Using XTable to translate from Iceberg to Hudi & Delta Lake with a File System Catalog like S3
While going through some of the recent issues in the Apache XTable repository, I stumbled upon this error from a user who was attempting to translate their Apache Iceberg table into Delta Lake.
TL;DR — The issue at hand is not directly tied to the translation process itself, but primarily relates to a configuration aspect within Iceberg tables.
Let’s first understand what XTable is flagging as problematic.
2024-04-30 10:24:25 WARN org.apache.iceberg.hadoop.HadoopTableOperations:325 - Error reading version hint file s3:///iceberg_table_1/metadata/version-hint.text
java.io.FileNotFoundException: No such file or directory: s3:////iceberg_table_1/metadata/version-hint.text
The error message is pretty straightforward —it is a FileNotFoundException
. Specifically it states that the version-hint.text
file is not found in the metadata
directory of the Iceberg table.
Background
So, what exactly is the version-hint.text
file? A critical aspect to note when working with Iceberg table is that configuring a catalog is one of the initial steps required.
A catalog in Iceberg acts as a logical namespace that stores metadata about tables and offers a consistent, unified view of the data to different compute engines. Most importantly, a catalog provides consistency guarantees in scenarios involving concurrent writing. In a broader sense, the catalog maintains a reference to the latest metadata file, and each time a writer commits changes, this reference is atomically updated.
Technically, you can use any database or file system as a catalog. The version-hint.text
file comes into the picture when you choose a file system catalog, such as HDFS or Amazon S3. This is usually referred to as Hadoop catalog in the Iceberg context.
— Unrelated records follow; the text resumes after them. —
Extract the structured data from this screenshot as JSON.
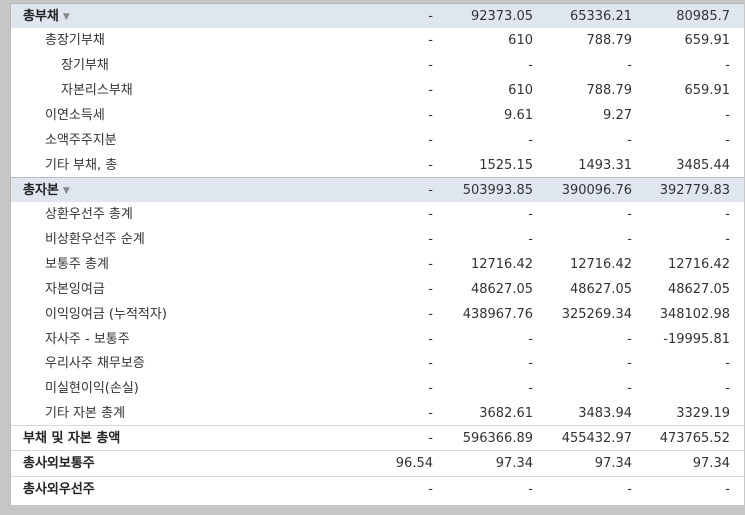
{
  "rows": [
    {
      "label": "총부채",
      "kind": "section",
      "level": 0,
      "values": [
        "-",
        "92373.05",
        "65336.21",
        "80985.7"
      ]
    },
    {
      "label": "총장기부채",
      "kind": "item",
      "level": 1,
      "values": [
        "-",
        "610",
        "788.79",
        "659.91"
      ]
    },
    {
      "label": "장기부채",
      "kind": "item",
      "level": 2,
      "values": [
        "-",
        "-",
        "-",
        "-"
      ]
    },
    {
      "label": "자본리스부채",
      "kind": "item",
      "level": 2,
      "values": [
        "-",
        "610",
        "788.79",
        "659.91"
      ]
    },
    {
      "label": "이연소득세",
      "kind": "item",
      "level": 1,
      "values": [
        "-",
        "9.61",
        "9.27",
        "-"
      ]
    },
    {
      "label": "소액주주지분",
      "kind": "item",
      "level": 1,
      "values": [
        "-",
        "-",
        "-",
        "-"
      ]
    },
    {
      "label": "기타 부채, 총",
      "kind": "item",
      "level": 1,
      "values": [
        "-",
        "1525.15",
        "1493.31",
        "3485.44"
      ]
    },
    {
      "label": "총자본",
      "kind": "section",
      "level": 0,
      "values": [
        "-",
        "503993.85",
        "390096.76",
        "392779.83"
      ]
    },
    {
      "label": "상환우선주 총계",
      "kind": "item",
      "level": 1,
      "values": [
        "-",
        "-",
        "-",
        "-"
      ]
    },
    {
      "label": "비상환우선주 순계",
      "kind": "item",
      "level": 1,
      "values": [
        "-",
        "-",
        "-",
        "-"
      ]
    },
    {
      "label": "보통주 총계",
      "kind": "item",
      "level": 1,
      "values": [
        "-",
        "12716.42",
        "12716.42",
        "12716.42"
      ]
    },
    {
      "label": "자본잉여금",
      "kind": "item",
      "level": 1,
      "values": [
        "-",
        "48627.05",
        "48627.05",
        "48627.05"
      ]
    },
    {
      "label": "이익잉여금 (누적적자)",
      "kind": "item",
      "level": 1,
      "values": [
        "-",
        "438967.76",
        "325269.34",
        "348102.98"
      ]
    },
    {
      "label": "자사주 - 보통주",
      "kind": "item",
      "level": 1,
      "values": [
        "-",
        "-",
        "-",
        "-19995.81"
      ]
    },
    {
      "label": "우리사주 채무보증",
      "kind": "item",
      "level": 1,
      "values": [
        "-",
        "-",
        "-",
        "-"
      ]
    },
    {
      "label": "미실현이익(손실)",
      "kind": "item",
      "level": 1,
      "values": [
        "-",
        "-",
        "-",
        "-"
      ]
    },
    {
      "label": "기타 자본 총계",
      "kind": "item",
      "level": 1,
      "values": [
        "-",
        "3682.61",
        "3483.94",
        "3329.19"
      ]
    },
    {
      "label": "부채 및 자본 총액",
      "kind": "total",
      "level": 0,
      "values": [
        "-",
        "596366.89",
        "455432.97",
        "473765.52"
      ]
    },
    {
      "label": "총사외보통주",
      "kind": "total",
      "level": 0,
      "values": [
        "96.54",
        "97.34",
        "97.34",
        "97.34"
      ]
    },
    {
      "label": "총사외우선주",
      "kind": "total",
      "level": 0,
      "values": [
        "-",
        "-",
        "-",
        "-"
      ]
    }
  ],
  "icons": {
    "expand": "chevron-down-icon"
  }
}
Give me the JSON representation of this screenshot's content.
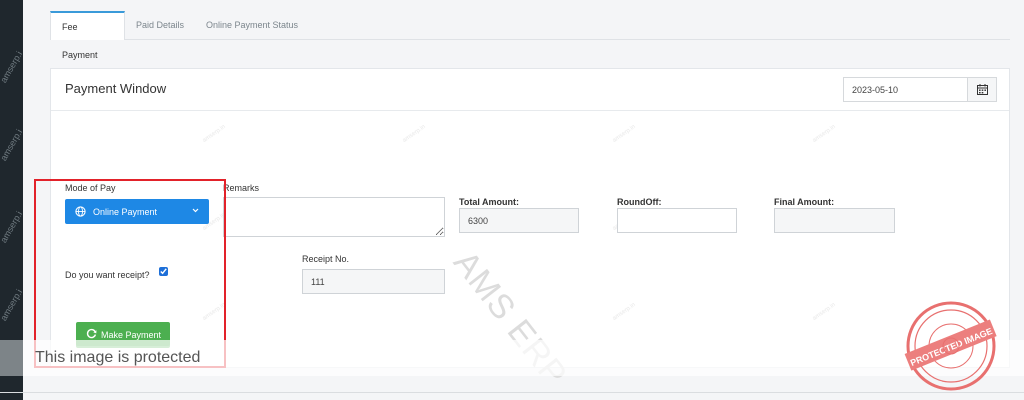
{
  "sidebar_watermark": "amserp.i",
  "tabs": [
    {
      "label": "Fee Payment",
      "active": true
    },
    {
      "label": "Paid Details",
      "active": false
    },
    {
      "label": "Online Payment Status",
      "active": false
    }
  ],
  "panel": {
    "title": "Payment Window",
    "date_value": "2023-05-10"
  },
  "form": {
    "mode_label": "Mode of Pay",
    "mode_value": "Online Payment",
    "remarks_label": "Remarks",
    "remarks_value": "",
    "total_amount_label": "Total Amount:",
    "total_amount_value": "6300",
    "roundoff_label": "RoundOff:",
    "roundoff_value": "",
    "final_amount_label": "Final Amount:",
    "final_amount_value": "",
    "receipt_question": "Do you want receipt?",
    "receipt_checked": true,
    "receipt_no_label": "Receipt No.",
    "receipt_no_value": "111",
    "make_payment_label": "Make Payment"
  },
  "watermark": "AMS ERP",
  "protected_notice": "This image is protected",
  "stamp_text": "PROTECTED IMAGE",
  "colors": {
    "accent": "#1e88e5",
    "success": "#4caf50",
    "highlight": "#e2222a",
    "sidebar": "#1f272d"
  }
}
Upon inspecting the content of this file, you will find a ‘number’, which indicates the version of the metadata file.
Error Troubleshooting
So, coming back to the error, XTable attempts to use the source table metadata (in this case, Iceberg) to facilitate translation into Delta Lake. Since the version-hint.text
file is the initial reference point for accessing the latest metadata file, and because this file is missing from the metadata folder, XTable encounters an error.
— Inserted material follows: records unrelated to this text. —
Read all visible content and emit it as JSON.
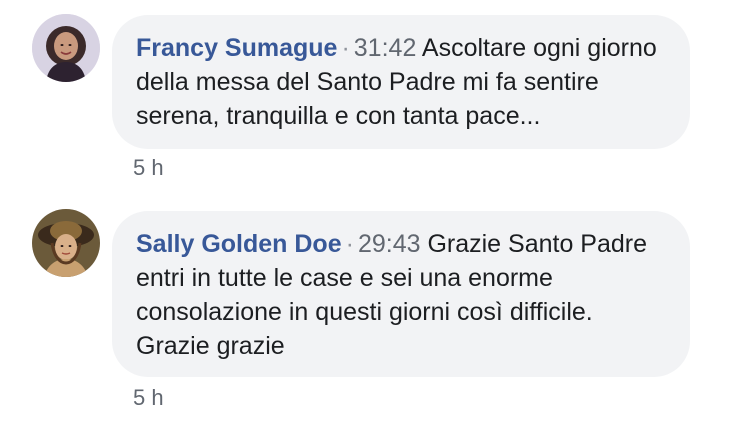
{
  "comments": [
    {
      "author": "Francy Sumague",
      "separator": "·",
      "timestamp": "31:42",
      "text": "Ascoltare ogni giorno della messa del Santo Padre mi fa sentire serena, tranquilla e con tanta pace...",
      "age": "5 h"
    },
    {
      "author": "Sally Golden Doe",
      "separator": "·",
      "timestamp": "29:43",
      "text": "Grazie Santo Padre entri in tutte le case e sei una enorme consolazione in questi giorni così difficile. Grazie grazie",
      "age": "5 h"
    }
  ],
  "colors": {
    "bubble": "#f2f3f5",
    "author": "#385898",
    "meta": "#616770"
  }
}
As a first step, I looked into the configuration used by the user to create the source Iceberg table.
pyspark
--conf "spark.sql.extensions=org.apache.iceberg.spark.extensions.IcebergSparkSessionExtensions" \
--conf "spark.sql.catalog.spark_catalog=org.apache.iceberg.spark.SparkSessionCatalog" \
--conf "spark.sql.catalog.spark_catalog.type=hive"
We can see that the user configured the catalog type as hive
. However, the necessary Hive-related configurations, such as the Thrift URL, were not provided, which is the root of the problem. To summarize quickly, if you plan to use Iceberg with a specific catalog, the correct configurations must be in place to generate the appropriate catalog file.
Solution
The solution to this problem is simply to use the correct configuration for the Iceberg source table and this is what I recommended.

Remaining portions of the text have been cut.